Sea turtle strandings reached record high last summer
provided by National Aquarium in Baltimore
he National Aquarium in Baltimore rescued and rehabili tated more sea turtles than ever this past summer, a possible indication that sea turtle strandings are on the rise. In the past 10 years, the Aquarium rescued and rehabilitated 26 sea turtles. In 2002, it cared for nine sea turtles, an all-time record. In South Carolina this week, the Aquarium will release its last patient from the busy summer season: a sea turtle that's been rehabilitating for five months.
Since all sea turtles are threatened or endangered, we can make a difference with every release, said David Schofield, the Aquarium's manager of ocean health and manager of its Marine Animal Rescue Program.
The turtle was struck by a boat propeller and rescued in Bauer's Beach, Delaware, last June. Its injuries included a broken shell, bruising of the skull, damage to an eye and dehydration. As a result of the broken shell, gas built up in its body cavity, preventing it from swimming and diving normally.
Based on its injuries, this turtle would not be alive if it weren't for quick rescue response and intensive care from dozens of staff and volunteers, added Schofield.
The turtle is most likely a loggerhead sea turtle, although it exhibits a few characteristics of a green sea turtle. The Aquarium has ordered genetic testing to be certain.
While rehabilitating in an isolated hospital pool at the Aquarium, the turtle ate fish and plants, which is highly unusual since loggerheads usually eat fish and green sea turtles generally eat plants.
A satellite tag, paid for by a grant from the Prentice Foundation, will help track the turtle so that scientists can learn more about its behaviors. The general public may also track it at whale.wheelock.edu/Welcome.html.
The National Aquarium in Baltimore's Marine Animal Rescue Program is a part of the Aquarium's growing commitment to conservation, and is on call 24/7 to respond to stranded marine animals in the mid-Atlantic. The program relies on a network of 150 volunteers to respond quickly. Statistically, 75 percent of stranded marine animals do not survive.
The Aquarium also has the largest hospital pool in the mid-Atlantic, enabling it to rescue and release a variety of animals such as dolphins, seals and whales. The rescue program relies heavily on grants, donations and public support in order to maintain specialized equipment, medications, food and two staff members.

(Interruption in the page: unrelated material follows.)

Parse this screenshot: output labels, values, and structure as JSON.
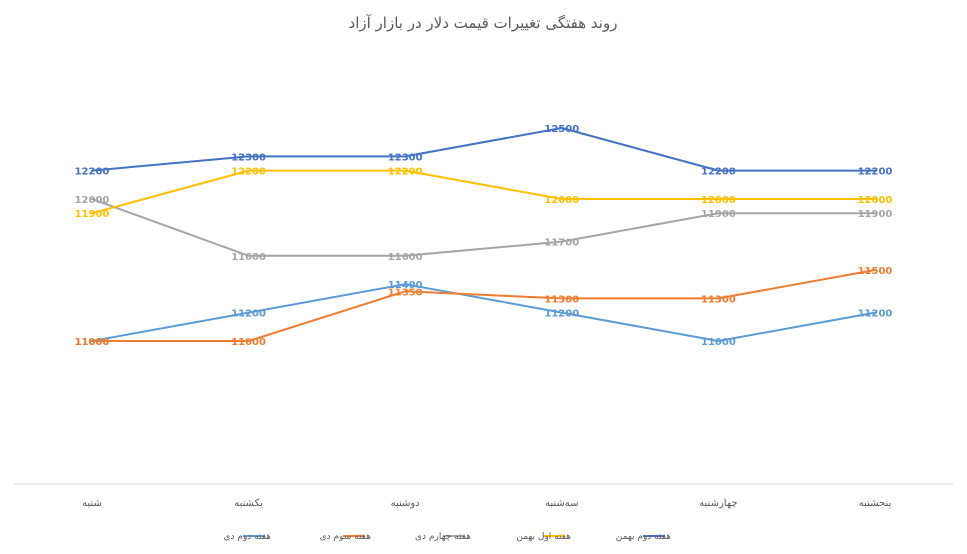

The National Aquarium in Baltimore, a nonprofit organization, is Maryland's leading attraction, hosting more than 1.6 million visitors per year. Its vision is to connect people with aquatic life in order to make a better world for both. The Aquarium is dedicated to conservation and education through more than a dozen programs that serve the environment and the community. Its Web address is www.aqua.org.